- Born: New York City
- Education: Northwestern University
- Scientific career
- Fields: Oncology, Hematologic malignancies
- Workplaces: City of Hope National Medical Center, Northwestern University, National Cancer Institute

= Steven T. Rosen =

American academic administrator

Steven T. Rosen is the executive vice president and director emeritus of City of Hope's Beckman Research Institute and cancer center. He was previously the provost and chief scientific officer of City of Hope National Medical Center in Duarte, California.
In addition to previously directing City of Hope's Comprehensive Cancer Center, he also led the Beckman Research Institute at City of Hope and the Irell & Manella Graduate School of Biological Sciences. Previously (1989-2014), Rosen was the director of the Robert H. Lurie Comprehensive Cancer Center at Northwestern University, which was awarded comprehensive cancer center status by the National Cancer Institute (NCI) in 1997.

In 2015 Rosen received a lifetime achievement award from the Israel Cancer Research Fund (ICRF) for his work in cancer research.
His main areas of research involve the development of new treatments, particularly for Hematologic malignancies.

==Education==
Rosen received his bachelor's degree and medical degree with distinction (1976) from Northwestern University. He was a resident in Internal Medicine at Northwestern. He was a fellow in Medical Oncology at the National Cancer Institute.

==Career==
Rosen joined City of Hope on March 1, 2014 as its first provost and chief scientific officer. City of Hope has been a Comprehensive Cancer Center since 1998.

Before joining City of Hope, Rosen worked at Northwestern University. He joined Northwestern University in 1981 as a junior faculty member. He was the director of Northwestern University's Robert H. Lurie Comprehensive Cancer Center from 1989 to 2014, and the Genevieve Teuton professor of medicine at the Feinberg School of Medicine. Beginning in 1993, the center at Northwestern received National Cancer Institute (NCI) funding as a designated cancer center in the United States. In 1997, it was awarded comprehensive cancer center status by NCI.

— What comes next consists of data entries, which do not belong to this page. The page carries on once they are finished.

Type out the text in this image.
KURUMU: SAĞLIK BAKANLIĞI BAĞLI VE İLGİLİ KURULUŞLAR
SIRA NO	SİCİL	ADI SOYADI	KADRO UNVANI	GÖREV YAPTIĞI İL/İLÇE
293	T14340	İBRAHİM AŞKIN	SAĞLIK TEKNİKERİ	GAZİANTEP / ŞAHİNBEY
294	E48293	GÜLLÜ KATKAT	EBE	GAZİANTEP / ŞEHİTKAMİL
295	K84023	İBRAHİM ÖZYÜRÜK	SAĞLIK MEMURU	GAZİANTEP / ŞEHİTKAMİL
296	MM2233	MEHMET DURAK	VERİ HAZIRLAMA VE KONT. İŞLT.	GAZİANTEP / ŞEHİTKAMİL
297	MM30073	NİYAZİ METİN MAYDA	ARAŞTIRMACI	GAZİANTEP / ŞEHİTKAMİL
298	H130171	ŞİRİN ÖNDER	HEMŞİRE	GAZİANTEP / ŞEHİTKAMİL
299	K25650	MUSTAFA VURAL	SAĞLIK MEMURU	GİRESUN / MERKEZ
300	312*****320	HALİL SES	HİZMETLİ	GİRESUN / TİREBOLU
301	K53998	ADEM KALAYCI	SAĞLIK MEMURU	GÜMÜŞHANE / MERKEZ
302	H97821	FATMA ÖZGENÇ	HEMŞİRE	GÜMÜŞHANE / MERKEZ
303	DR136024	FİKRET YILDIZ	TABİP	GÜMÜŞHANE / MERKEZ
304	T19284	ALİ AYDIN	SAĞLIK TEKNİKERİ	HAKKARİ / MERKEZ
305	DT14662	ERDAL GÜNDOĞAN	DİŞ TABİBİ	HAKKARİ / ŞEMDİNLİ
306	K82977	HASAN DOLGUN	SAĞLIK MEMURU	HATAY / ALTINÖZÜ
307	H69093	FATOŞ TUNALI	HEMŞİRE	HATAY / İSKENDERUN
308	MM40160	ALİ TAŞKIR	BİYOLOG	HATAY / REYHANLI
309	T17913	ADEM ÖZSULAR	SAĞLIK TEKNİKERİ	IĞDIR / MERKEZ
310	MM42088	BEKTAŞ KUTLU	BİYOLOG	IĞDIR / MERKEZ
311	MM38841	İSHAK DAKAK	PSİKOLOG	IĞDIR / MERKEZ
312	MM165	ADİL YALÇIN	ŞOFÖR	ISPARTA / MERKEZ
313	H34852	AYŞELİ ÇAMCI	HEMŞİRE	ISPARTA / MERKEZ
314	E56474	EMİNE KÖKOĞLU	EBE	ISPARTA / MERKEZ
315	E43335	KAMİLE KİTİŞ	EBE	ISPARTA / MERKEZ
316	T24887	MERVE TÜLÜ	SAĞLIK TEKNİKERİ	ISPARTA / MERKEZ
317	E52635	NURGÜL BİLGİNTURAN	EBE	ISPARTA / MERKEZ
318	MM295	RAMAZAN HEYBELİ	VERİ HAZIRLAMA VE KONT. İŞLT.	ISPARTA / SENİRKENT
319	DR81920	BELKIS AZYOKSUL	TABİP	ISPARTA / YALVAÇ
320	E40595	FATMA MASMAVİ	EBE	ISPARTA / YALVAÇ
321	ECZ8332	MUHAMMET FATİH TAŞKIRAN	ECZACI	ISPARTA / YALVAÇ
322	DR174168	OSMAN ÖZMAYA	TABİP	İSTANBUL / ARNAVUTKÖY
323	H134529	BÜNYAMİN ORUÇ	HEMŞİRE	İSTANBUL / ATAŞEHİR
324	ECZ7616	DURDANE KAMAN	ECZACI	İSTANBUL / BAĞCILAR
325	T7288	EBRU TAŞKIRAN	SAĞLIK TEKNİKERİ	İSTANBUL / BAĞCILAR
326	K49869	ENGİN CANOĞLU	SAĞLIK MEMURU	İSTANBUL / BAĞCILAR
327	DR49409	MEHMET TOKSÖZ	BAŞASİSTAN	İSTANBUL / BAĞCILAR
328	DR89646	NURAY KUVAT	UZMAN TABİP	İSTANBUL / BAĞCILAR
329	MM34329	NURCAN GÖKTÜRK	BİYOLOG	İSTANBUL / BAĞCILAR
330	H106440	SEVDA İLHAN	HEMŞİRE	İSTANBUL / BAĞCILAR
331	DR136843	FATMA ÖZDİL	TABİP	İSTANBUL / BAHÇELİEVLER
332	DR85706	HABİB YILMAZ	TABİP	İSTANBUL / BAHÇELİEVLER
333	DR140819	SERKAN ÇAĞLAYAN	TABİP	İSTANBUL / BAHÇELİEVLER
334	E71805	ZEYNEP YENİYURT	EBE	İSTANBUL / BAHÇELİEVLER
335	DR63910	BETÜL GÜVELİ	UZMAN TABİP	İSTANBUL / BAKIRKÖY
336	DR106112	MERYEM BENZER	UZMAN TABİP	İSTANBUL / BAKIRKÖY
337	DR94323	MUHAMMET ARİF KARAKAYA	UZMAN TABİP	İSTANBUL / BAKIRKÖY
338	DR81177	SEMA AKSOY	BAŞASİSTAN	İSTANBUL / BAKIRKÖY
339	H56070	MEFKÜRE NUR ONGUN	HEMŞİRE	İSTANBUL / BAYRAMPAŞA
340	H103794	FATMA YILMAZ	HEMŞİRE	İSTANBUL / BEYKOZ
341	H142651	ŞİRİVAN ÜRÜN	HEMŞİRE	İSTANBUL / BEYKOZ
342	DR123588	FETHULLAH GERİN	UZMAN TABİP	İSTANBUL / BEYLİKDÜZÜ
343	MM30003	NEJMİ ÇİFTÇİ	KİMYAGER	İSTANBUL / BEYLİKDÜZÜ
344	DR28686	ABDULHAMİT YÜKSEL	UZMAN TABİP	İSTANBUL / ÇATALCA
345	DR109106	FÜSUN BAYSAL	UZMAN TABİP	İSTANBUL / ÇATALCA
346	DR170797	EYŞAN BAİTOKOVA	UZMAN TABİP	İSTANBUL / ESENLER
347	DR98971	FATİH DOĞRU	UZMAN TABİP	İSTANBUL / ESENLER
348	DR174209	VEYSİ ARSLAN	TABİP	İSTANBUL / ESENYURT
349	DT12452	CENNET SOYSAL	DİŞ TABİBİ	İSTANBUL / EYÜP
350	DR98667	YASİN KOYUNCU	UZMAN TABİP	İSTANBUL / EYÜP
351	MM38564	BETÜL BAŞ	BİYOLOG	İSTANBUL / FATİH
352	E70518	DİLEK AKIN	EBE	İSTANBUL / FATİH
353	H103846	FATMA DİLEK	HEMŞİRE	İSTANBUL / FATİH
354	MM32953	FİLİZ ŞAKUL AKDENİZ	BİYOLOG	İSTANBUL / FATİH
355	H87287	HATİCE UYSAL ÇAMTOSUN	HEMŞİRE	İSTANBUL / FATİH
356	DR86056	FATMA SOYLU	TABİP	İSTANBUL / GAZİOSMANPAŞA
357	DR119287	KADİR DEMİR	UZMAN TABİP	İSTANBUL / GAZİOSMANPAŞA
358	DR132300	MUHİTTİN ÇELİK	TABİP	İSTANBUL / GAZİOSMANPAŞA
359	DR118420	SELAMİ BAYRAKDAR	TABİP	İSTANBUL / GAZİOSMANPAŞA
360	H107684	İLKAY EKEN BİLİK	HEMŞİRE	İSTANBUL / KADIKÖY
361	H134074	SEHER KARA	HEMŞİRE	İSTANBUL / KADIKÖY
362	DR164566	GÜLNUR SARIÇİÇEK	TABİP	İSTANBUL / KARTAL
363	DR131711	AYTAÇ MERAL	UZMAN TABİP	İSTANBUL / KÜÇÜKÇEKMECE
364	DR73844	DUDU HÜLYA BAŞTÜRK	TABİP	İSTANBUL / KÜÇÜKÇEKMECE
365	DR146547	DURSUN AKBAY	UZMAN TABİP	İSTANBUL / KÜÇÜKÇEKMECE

Major areas of focus for his research include 1) the mediation of cancer cell death by glucocorticoids in hematologic malignancies 2) the use of RNA-directed nucleoside analogs in cancer therapy and 3) the role of proteins in cancer metabolism. One of the nucleoside analogs he has worked on is in trials for the treatment of acute myeloid leukemia and chronic lymphocytic leukemia. Rosen has also worked to develop novel treatments for cutaneous lymphoma.

Rosen is the author of more than 450 publications in his field. He is editor-in-chief of the book series Cancer Treatment and Research and Oncology News International.

He has served on a number of boards, including the Board of Directors of
the Leukemia & Lymphoma Society (2011-2014),
the American Society of Clinical Oncology's Conquer Cancer Foundation and the Scientific Advisory Board of the Multiple Myeloma Research Foundation.

Rosen is an advocate for precision medicine and translational medicine.
Under his leadership, City of Hope has partnered with the Translational Genomics Research Institute (TGen).

==Other interests==
Steven Rosen has four children.
 He has published a collection of poetry, Stolen moments.

==Awards==
- 2021, Inducted into the Giants of Cancer Care® Program
- 2019, Association of American Physicians
- 2018, American Institute for Medical and Biological Engineering
- 2017, Fellow of the American Society of Clinical Oncology
- 2016, "Angel Award" for outstanding service to the Cancer community, Imerman Angels
- 2015, Lifetime achievement award, Israel Cancer Research Fund (ICRF)
- 2011, Man of Distinction Award, ICRF; Nov. 9, 2011 Declared Steven T. Rosen Day in Chicago
- 1996, Women's Board of Northwestern Memorial Hospital for Compassionate Care
- 1996, Marv Samuel Award, Chicago Baseball Cancer Charities
- 1995, Martin Luther King Humanitarian Award, Northwestern Memorial Hospital
- 1994, Northwestern University Medical School Alumni Achievement Award
- America's Top Doctors® list, Castle Connolly Medical Ltd.